According to the presentation given in Madrid in July by Trinidad Jiménez, Spain’s minister of health and Telefónica chairman, César Alierta at the launch of O2 Health, in 2010, 13.5 per cent of the world’s population – 980 million people – will be over 65, and 60 per cent of these will suffer from chronic and degenerative illnesses. This situation, combined with the current shortfall of specialists in key medical assistance sectors, and the fact that these specialists must spend between 30 per cent and 50 per cent of their time on administrative tasks instead of healthcare activities, are putting additional pressure on public healthcare budgets.

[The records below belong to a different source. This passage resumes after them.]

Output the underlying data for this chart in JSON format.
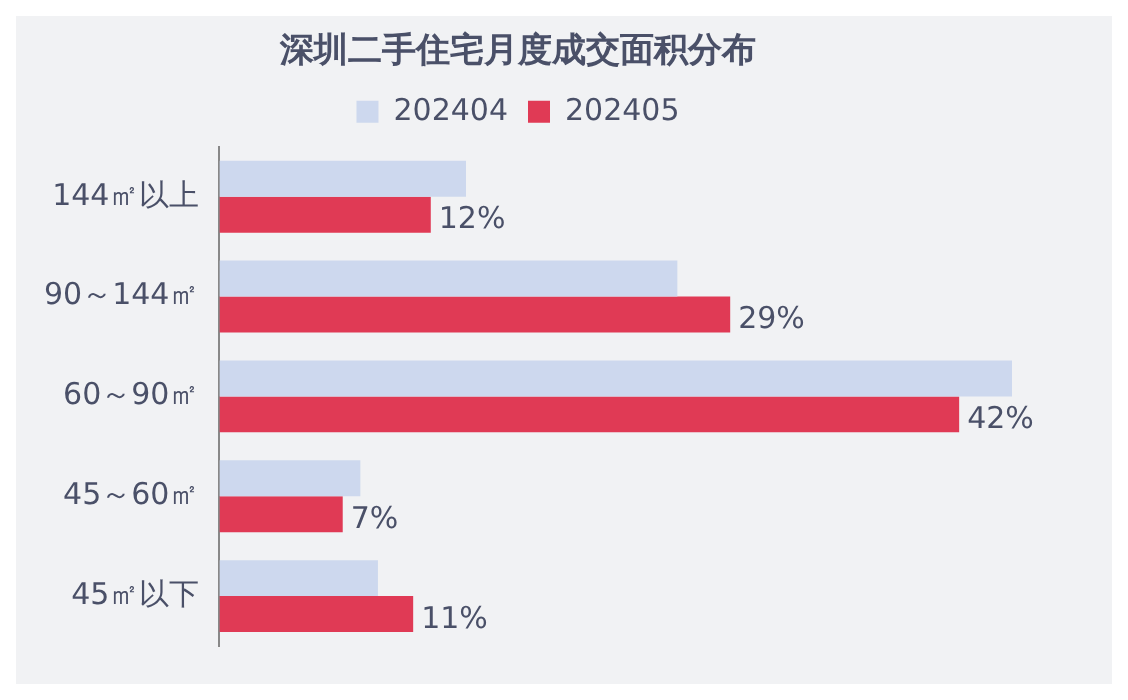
{
  "chart_data": {
    "type": "bar",
    "orientation": "horizontal",
    "title": "深圳二手住宅月度成交面积分布",
    "categories": [
      "144㎡以上",
      "90～144㎡",
      "60～90㎡",
      "45～60㎡",
      "45㎡以下"
    ],
    "series": [
      {
        "name": "202404",
        "color": "#cdd8ee",
        "values": [
          14,
          26,
          45,
          8,
          9
        ]
      },
      {
        "name": "202405",
        "color": "#e03a55",
        "values": [
          12,
          29,
          42,
          7,
          11
        ],
        "value_labels": [
          "12%",
          "29%",
          "42%",
          "7%",
          "11%"
        ]
      }
    ],
    "tick_labels": "y",
    "grid": false,
    "legend": "top"
  }
}
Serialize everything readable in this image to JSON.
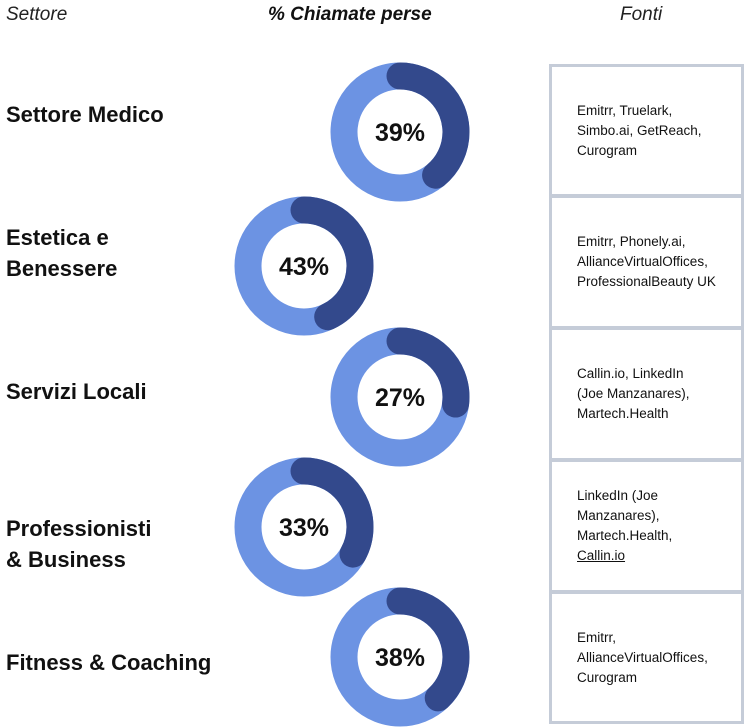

Consider this alongside statistics revealed by Vittorio Colao, CEO of Vodafone Group and keynote speaker at the inaugural Mobile Healthcare Industry Summit held in London in December 2009, who said that although there are 2.3 billion mobile subscriptions in the developing world, there are only 11 million hospital beds and 300 million computers.
The numbers are depressing and are likely to become more so as time goes by. “Global healthcare spend is running at a 5.5 per cent increase year on year,” says Nurcombe. “That trend has got to stop, otherwise by 2080, 40 per cent of global GDP will be on healthcare, which means none of us will be able to afford it.”
He explains: “The NHS is looking for ways to do more with fewer resources, but this can’t be at the expense of patients, service or standards. We understand the NHS and can help it – and our private partners – to deliver more through smarter working.”
Nurcombe reveals that Telefónica has been looking at health for 12 to 18 months and, in the UK at least, already has many NHS trusts and private healthcare organisations as customers of its telecoms services. The company extended its offering with the launch of financial services in the shape of prepaid Visa cards in the last 12 months and is preparing to branch out into other key verticals. “We’ve got to be able to demonstrate that we have a right to enter a new market,” says Nurcombe. “So we have to prove ourselves. We’re creating a new business area that has its own brand identity. It’s made up predominantly of people from health industry. We have people from a telecoms background but we also have lots of people with 15 years of experience in health. We need that real understanding and insight, that’s very important.”
The issue of trust is a big one when it comes to healthcare, and this is where experience clearly counts (during his 18 years in the health sector Nurcombe spent five years at GlaxoSmithKline). “We need to deliver these solutions with credibility, which means we recognise that we are moving into a new market and our approach is very much crawl, walk, run, so we can demonstrate our credibility and gain trust. We’ll only get one bite of this cherry so we have to get it right first time,” Nurcombe says, acknowledging that O2’s role as an operator with an existing billing relationship with many customers already serves as a strong foundation in this respect.
But O2 Health’s customers won’t always be the end users. While some propositions will go direct to the consumer, with some others the operator will have a relationship with the local trust and will work in partnership with the NHS to deliver services. There will be more focus on prevention rather than cure, on health rather than illness, with a focus on wearable devices, or self measurement – taking some ideas from the sports field and making them mass market.
This point is key. Mhealth services are often perceived as very expensive to deploy and run, but Nurcombe insists this is not the case. “When we’re talking with the NHS and other healthcare providers it’s an ROI conversation very early on,” he says. “We have to be in a position to deliver ROI in the financial year that the NHS is in, not in three to five years like we used to.”
Fortunately, mhealth technology, which some may consider to be on a distant horizon, exists today. It’s just that most people are unaware of it, Nurcombe says. “Often it’s a case of using an existing model in a completely new environment, lifting and shifting technology. It’s very much not tomorrow’s world, it’s here now, but we might be joining a handful of existing technologies from other sectors to create the offering. None of this is particularly expensive technology, it’s just redeployed in a different way,” Nurcombe says.